Em um CD entregue à Polícia Civil antes de se render, o homem que manteve o mensageiro de um hotel de Brasíli refém por quase oito horas pede desculpas aos brasileiros “que foram prejudicados diretamente ou indiretamente” pela ação e conta que a arma e os explosivos usados na ação são falsos. “Quero vos lembrar que juntos somos uma nação, que juntos somos um gigante adormecido e que precisamos acordar”, afirma.

A mídia foi divulgada nesta terça-feira (30). A corporação disse que a prisão administrativa – feita pela polícia – dura 24 horas e que o homem pode ser solto no final do dia, caso a Justiça não reforce a medida.

A ação, segundo Jac Souza dos Santos, foi motivada por insatisfação com o atual cenário político. “Nos tempos atuais somos insignificantes para o governo. Por isso, ele nos subestima, nos trata com total descaso.”

“Ele nos trata com total divisão: cor, raça, religião, sexualidade. Até mesmo aquisitivo. Não podemos esquecer que, apesar das divisões sociais, ainda somos um só povo e que nossas esperanças nos dê a coragem e a determinação para alcançar os nossos propósitos e ideais. Hoje o Brasil teve um dia de crise, crise essa em que eu vim reivindicar direitos por igual para todos neste território”, fala no áudio.

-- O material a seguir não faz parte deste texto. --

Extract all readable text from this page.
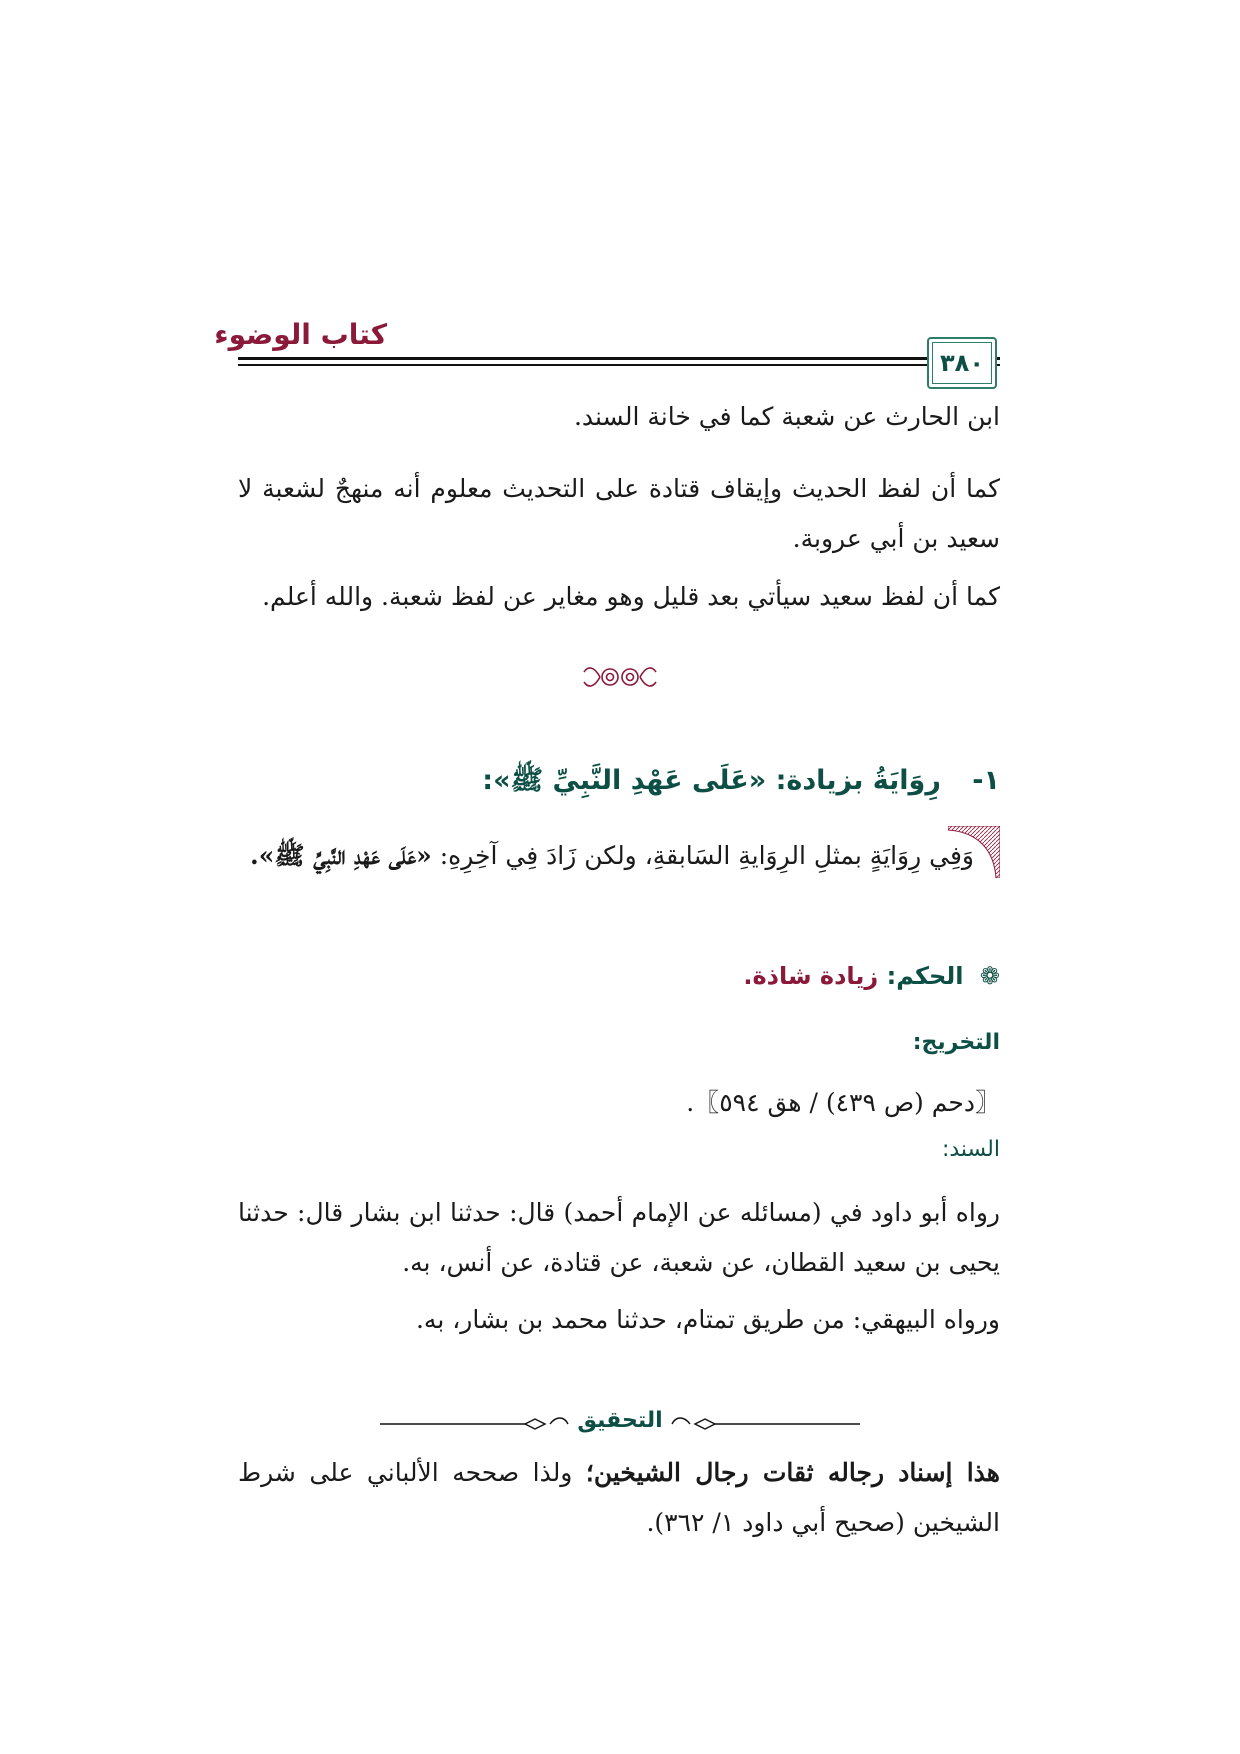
كتاب الوضوء
٣٨٠
ابن الحارث عن شعبة كما في خانة السند.
كما أن لفظ الحديث وإيقاف قتادة على التحديث معلوم أنه منهجٌ لشعبة لا سعيد بن أبي عروبة.
كما أن لفظ سعيد سيأتي بعد قليل وهو مغاير عن لفظ شعبة. والله أعلم.
١- رِوَايَةُ بزيادة: «عَلَى عَهْدِ النَّبِيِّ ﷺ»:
وَفِي رِوَايَةٍ بمثلِ الرِوَايةِ السَابقةِ، ولكن زَادَ فِي آخِرِهِ: «عَلَى عَهْدِ النَّبِيِّ ﷺ».
❁ الحكم: زيادة شاذة.
التخريج:
〖دحم (ص ٤٣٩) / هق ٥٩٤〗.
السند:
رواه أبو داود في (مسائله عن الإمام أحمد) قال: حدثنا ابن بشار قال: حدثنا يحيى بن سعيد القطان، عن شعبة، عن قتادة، عن أنس، به.
ورواه البيهقي: من طريق تمتام، حدثنا محمد بن بشار، به.
التحقيق
هذا إسناد رجاله ثقات رجال الشيخين؛ ولذا صححه الألباني على شرط الشيخين (صحيح أبي داود ١/ ٣٦٢).
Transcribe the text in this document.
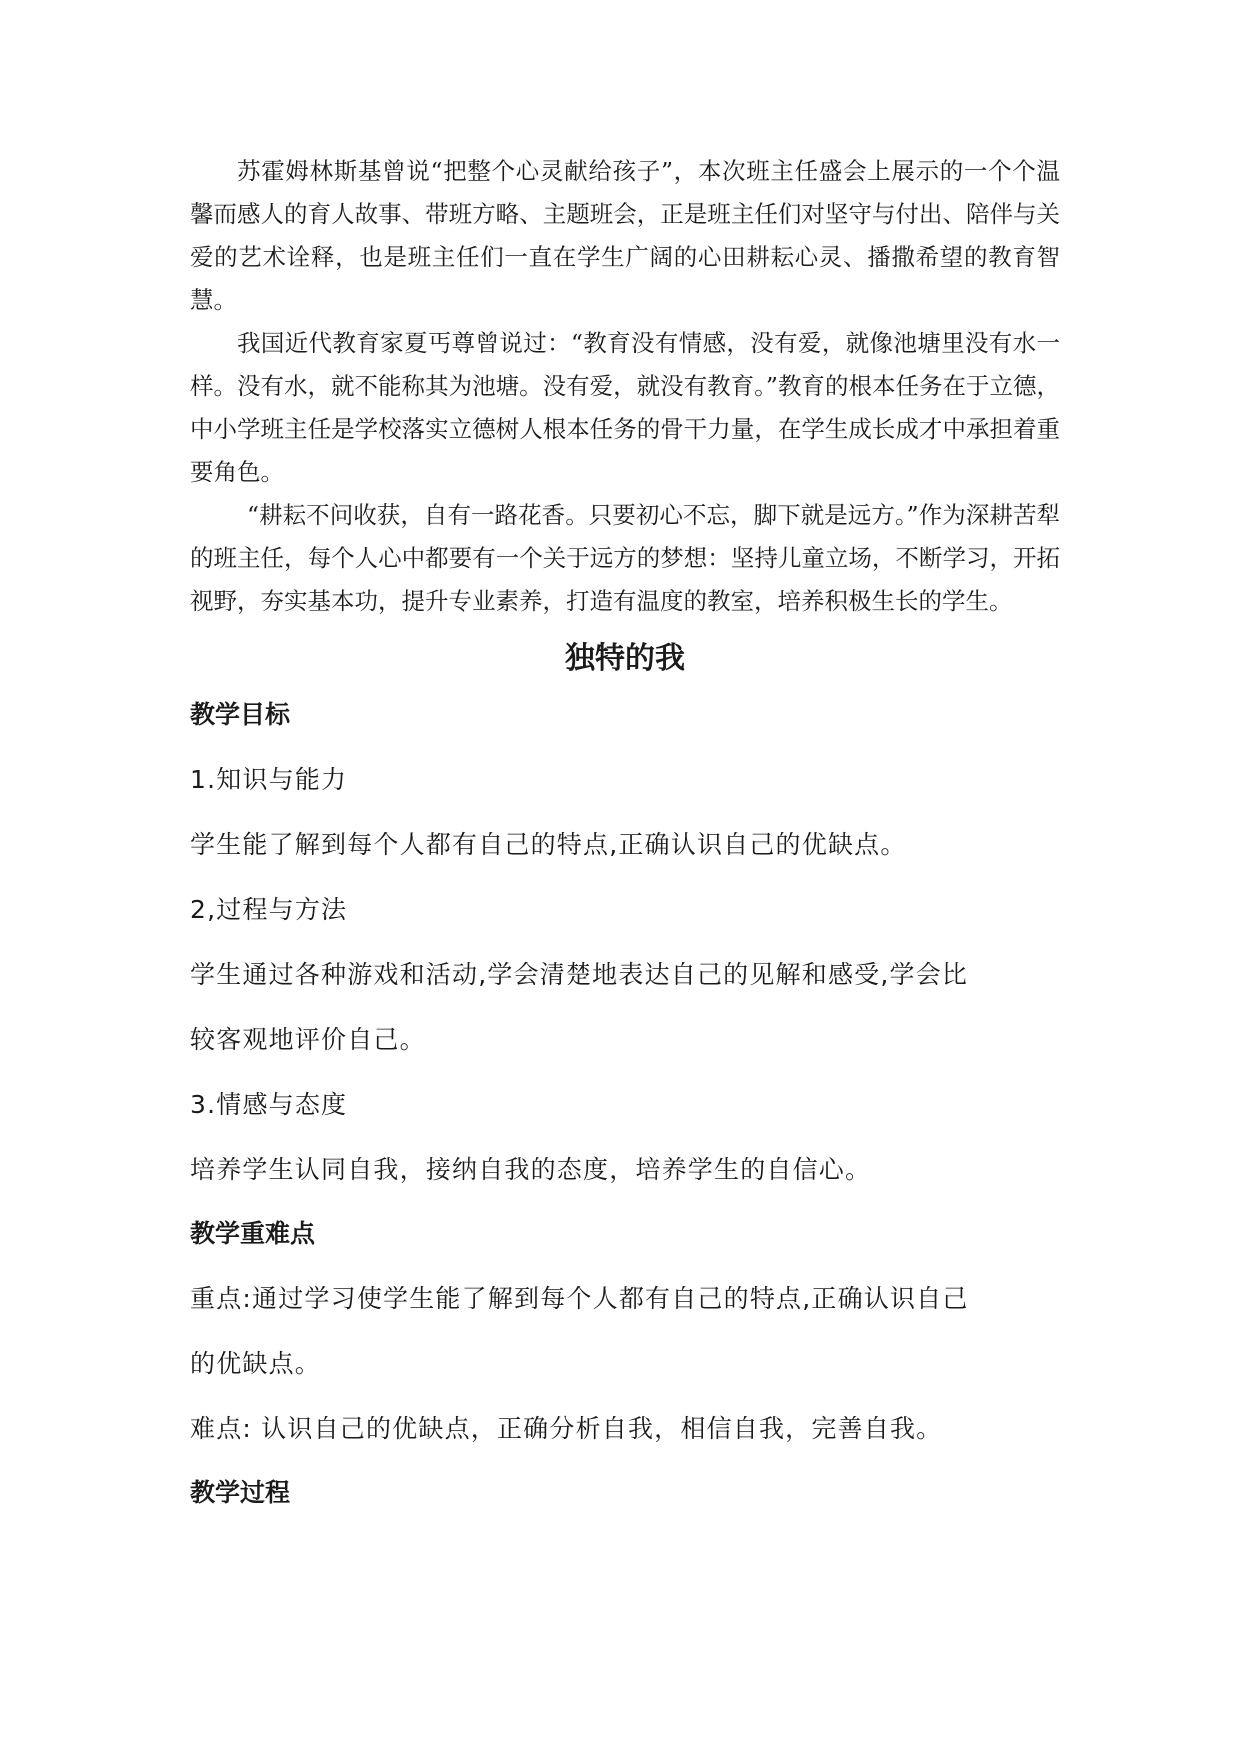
苏霍姆林斯基曾说“把整个心灵献给孩子”，本次班主任盛会上展示的一个个温馨而感人的育人故事、带班方略、主题班会，正是班主任们对坚守与付出、陪伴与关爱的艺术诠释，也是班主任们一直在学生广阔的心田耕耘心灵、播撒希望的教育智慧。

我国近代教育家夏丐尊曾说过：“教育没有情感，没有爱，就像池塘里没有水一样。没有水，就不能称其为池塘。没有爱，就没有教育。”教育的根本任务在于立德，中小学班主任是学校落实立德树人根本任务的骨干力量，在学生成长成才中承担着重要角色。

“耕耘不问收获，自有一路花香。只要初心不忘，脚下就是远方。”作为深耕苦犁的班主任，每个人心中都要有一个关于远方的梦想：坚持儿童立场，不断学习，开拓视野，夯实基本功，提升专业素养，打造有温度的教室，培养积极生长的学生。

独特的我
教学目标

1.知识与能力

学生能了解到每个人都有自己的特点,正确认识自己的优缺点。

2,过程与方法

学生通过各种游戏和活动,学会清楚地表达自己的见解和感受,学会比

较客观地评价自己。

3.情感与态度

培养学生认同自我，接纳自我的态度，培养学生的自信心。

教学重难点

重点:通过学习使学生能了解到每个人都有自己的特点,正确认识自己

的优缺点。

难点: 认识自己的优缺点，正确分析自我，相信自我，完善自我。

教学过程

Sequestrador, Jac de Souza Santos, durante entrevista em delegacia de Brasília (Foto: Raquel Morais/G1)

Sequestrador, Jac de Souza Santos, em entrevista
em delegacia de Brasília

De acordo com o delegado Paulo Henrique de Almeida, o CD foi gravado no dia 19 de setembro, dez dias antes da ação. “Isso comprova o que a gente já sabe, que foi premeditado.”

A polícia acredita que Souza agiu sozinho. De acordo com delegado, o homem responderá por sequestro, com agravante de prejuízo moral à vítima. A pena varia de 2 a 8 anos de prisão, e não há possibilidade de fiança. O sequestrador ainda pode receber multa referente aos custos da operação, que envolveu mais de 150 policiais.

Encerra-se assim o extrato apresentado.